Departments of Rehabilitation Medicine, College of Oriental Medicine, Dongguk University, Goyang, Republic of Korea.
Applied Surface Technology Inc., 11th Floor, Bldg. A, Advance Institutes of Convergence Technology, Suwon, 16229, Republic of Korea.
Division of Endocrinology and Metabolism, Department of Internal Medicine, Dongguk University Ilsan Hospital, Goyang, Republic of Korea.
College of Pharmacy and Integrated Research Institute for Drug Development, Dongguk University-Seoul, Goyang, Republic of Korea.
Research Institute of Biotechnology, Dongguk University, Goyang, Republic of Korea.


Samjunghwan (SJH) is an herbal formula used in traditional Korean medicine. This prescription has long been used in treatment of aging and lifestyle diseases. The current study showed the effect and mechanisms of anti-hepatic steatosis action of modified SJH (mSJH) in vitro and in vivo. Treatment with mSJH resulted in significantly decreased intracellular lipid accumulation in steatosis-induced cells. Furthermore, mSJH triggered the phosphorylation of AMP-activated protein kinase and acetyl-CoA carboxylase as well as increased the expression of leptin at both protein and gene levels. In addition, C57BL6 mice fed high-fat diet (HFD) showed significant improvements in body, liver weights and fat weights; and serum, hepatic and fecal lipid parameters in response to the treatment with mSJH. Furthermore, mSJH showed favorable effects on the hepatic expression of several genes related to lipid metabolism. Betaine, one of constituents of mSJH exerted fundamental beneficial impact on FFAs-induced cells.
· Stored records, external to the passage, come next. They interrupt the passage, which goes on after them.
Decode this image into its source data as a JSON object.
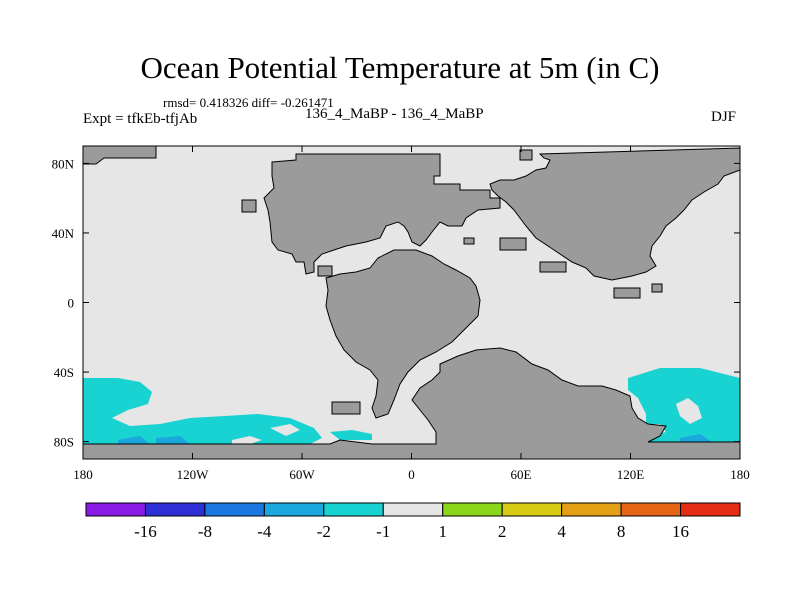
{
  "header": {
    "title": "Ocean Potential Temperature at 5m (in C)",
    "stats": "rmsd= 0.418326 diff= -0.261471",
    "experiment": "Expt = tfkEb-tfjAb",
    "comparison": "136_4_MaBP - 136_4_MaBP",
    "season": "DJF"
  },
  "map": {
    "projection": "cylindrical equidistant",
    "lon_range": [
      -180,
      180
    ],
    "lat_range": [
      -90,
      90
    ],
    "x_tick_labels": [
      "180",
      "120W",
      "60W",
      "0",
      "60E",
      "120E",
      "180"
    ],
    "y_tick_labels": [
      "80N",
      "40N",
      "0",
      "40S",
      "80S"
    ],
    "land_color": "#9b9b9b",
    "ocean_color": "#e6e6e6"
  },
  "colorbar": {
    "colors": [
      "#8a1be4",
      "#2f2fd6",
      "#1a78e0",
      "#1aa8dc",
      "#19d2d2",
      "#e6e6e6",
      "#8ad61a",
      "#d6cc14",
      "#e4a014",
      "#e46414",
      "#e42d14"
    ],
    "labels": [
      "-16",
      "-8",
      "-4",
      "-2",
      "-1",
      "1",
      "2",
      "4",
      "8",
      "16"
    ]
  }
}
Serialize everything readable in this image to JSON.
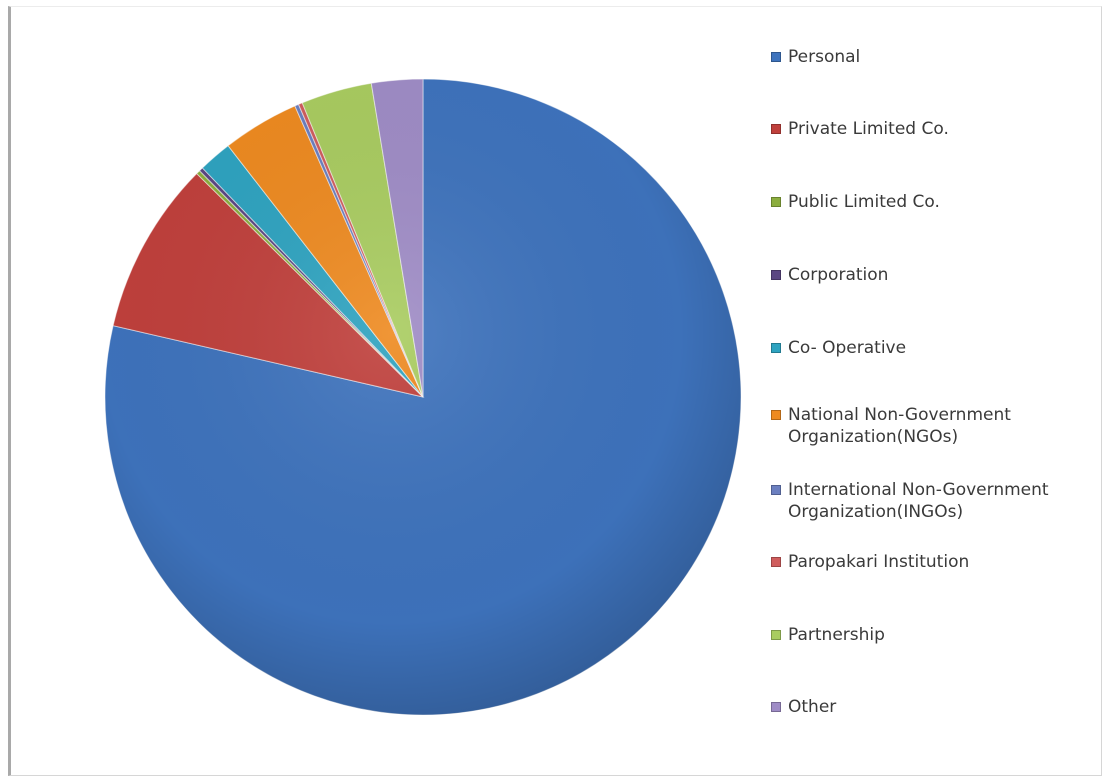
{
  "chart_data": {
    "type": "pie",
    "title": "",
    "start_angle_deg": 0,
    "direction": "clockwise",
    "legend_position": "right",
    "style": "3d-shaded",
    "slices": [
      {
        "label": "Personal",
        "value": 78.6,
        "color": "#3e73bd"
      },
      {
        "label": "Private Limited Co.",
        "value": 8.8,
        "color": "#c0403c"
      },
      {
        "label": "Public Limited Co.",
        "value": 0.2,
        "color": "#8cae3e"
      },
      {
        "label": "Corporation",
        "value": 0.2,
        "color": "#5b4682"
      },
      {
        "label": "Co- Operative",
        "value": 1.7,
        "color": "#2ea3c0"
      },
      {
        "label": "National Non-Government Organization(NGOs)",
        "value": 3.9,
        "color": "#ee8a20"
      },
      {
        "label": "International Non-Government Organization(INGOs)",
        "value": 0.2,
        "color": "#6b7fc0"
      },
      {
        "label": "Paropakari Institution",
        "value": 0.2,
        "color": "#d05d5d"
      },
      {
        "label": "Partnership",
        "value": 3.6,
        "color": "#a9cc60"
      },
      {
        "label": "Other",
        "value": 2.6,
        "color": "#9f8cc6"
      }
    ]
  }
}
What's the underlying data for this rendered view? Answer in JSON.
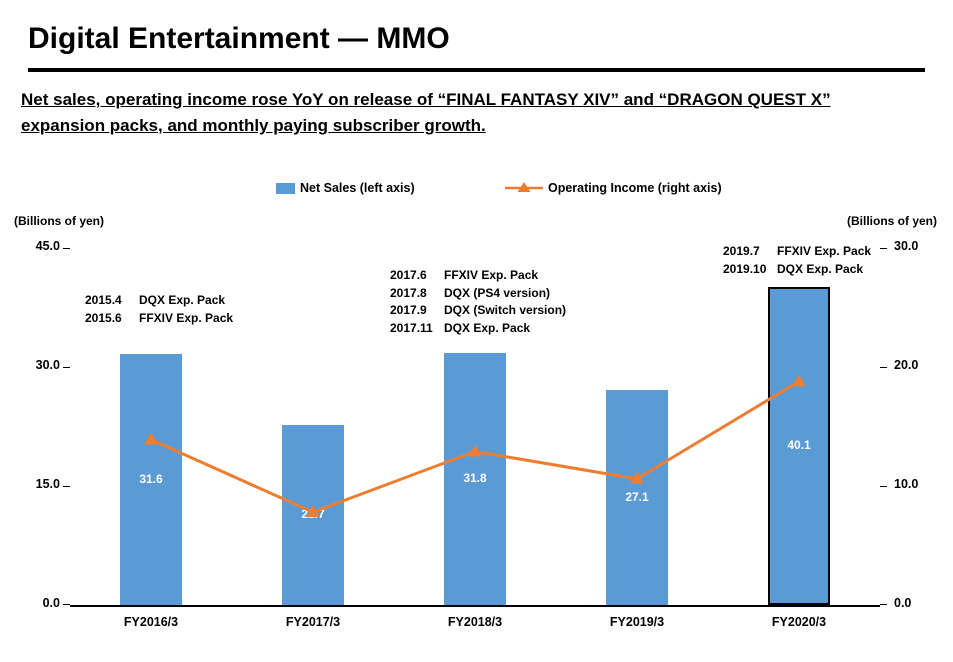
{
  "slide": {
    "title": "Digital Entertainment — MMO",
    "subtitle_line1": "Net sales, operating income rose YoY on release of “FINAL FANTASY XIV” and “DRAGON QUEST X”",
    "subtitle_line2": "expansion packs, and monthly paying subscriber growth."
  },
  "legend": {
    "net_sales": "Net Sales (left axis)",
    "operating_income": "Operating Income (right axis)"
  },
  "axes": {
    "left_caption": "(Billions of yen)",
    "right_caption": "(Billions of yen)"
  },
  "colors": {
    "bar_blue": "#5B9BD5",
    "line_orange": "#ED7D31"
  },
  "chart_data": {
    "type": "bar",
    "categories": [
      "FY2016/3",
      "FY2017/3",
      "FY2018/3",
      "FY2019/3",
      "FY2020/3"
    ],
    "series": [
      {
        "name": "Net Sales (left axis)",
        "type": "bar",
        "axis": "left",
        "values": [
          31.6,
          22.7,
          31.8,
          27.1,
          40.1
        ],
        "color": "#5B9BD5",
        "highlight_index": 4
      },
      {
        "name": "Operating Income (right axis)",
        "type": "line",
        "axis": "right",
        "values": [
          13.9,
          7.8,
          12.9,
          10.6,
          18.8
        ],
        "color": "#ED7D31"
      }
    ],
    "bar_labels": [
      "31.6",
      "22.7",
      "31.8",
      "27.1",
      "40.1"
    ],
    "left_axis": {
      "label": "(Billions of yen)",
      "min": 0,
      "max": 45,
      "ticks": [
        45,
        30,
        15,
        0
      ]
    },
    "right_axis": {
      "label": "(Billions of yen)",
      "min": 0,
      "max": 30,
      "ticks": [
        30,
        20,
        10,
        0
      ]
    },
    "grid": false,
    "legend_position": "top"
  },
  "annotations": {
    "release_2015": [
      {
        "date": "2015.4",
        "label": "DQX Exp. Pack"
      },
      {
        "date": "2015.6",
        "label": "FFXIV Exp. Pack"
      }
    ],
    "release_2017": [
      {
        "date": "2017.6",
        "label": "FFXIV Exp. Pack"
      },
      {
        "date": "2017.8",
        "label": "DQX (PS4 version)"
      },
      {
        "date": "2017.9",
        "label": "DQX (Switch version)"
      },
      {
        "date": "2017.11",
        "label": "DQX Exp. Pack"
      }
    ],
    "release_2019": [
      {
        "date": "2019.7",
        "label": "FFXIV Exp. Pack"
      },
      {
        "date": "2019.10",
        "label": "DQX Exp. Pack"
      }
    ]
  }
}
However, the beneficial effects of mSJH were diminished upon blocking of leptin signaling by dexamethasone, suggesting the leptin signaling as a key component in mSJH-mediated modulation of lipid homeostasis. Our results suggest that mSJH exerts an anti-hepatic steatosis effect via activation of leptin and associated signaling cascades related to lipid metabolism.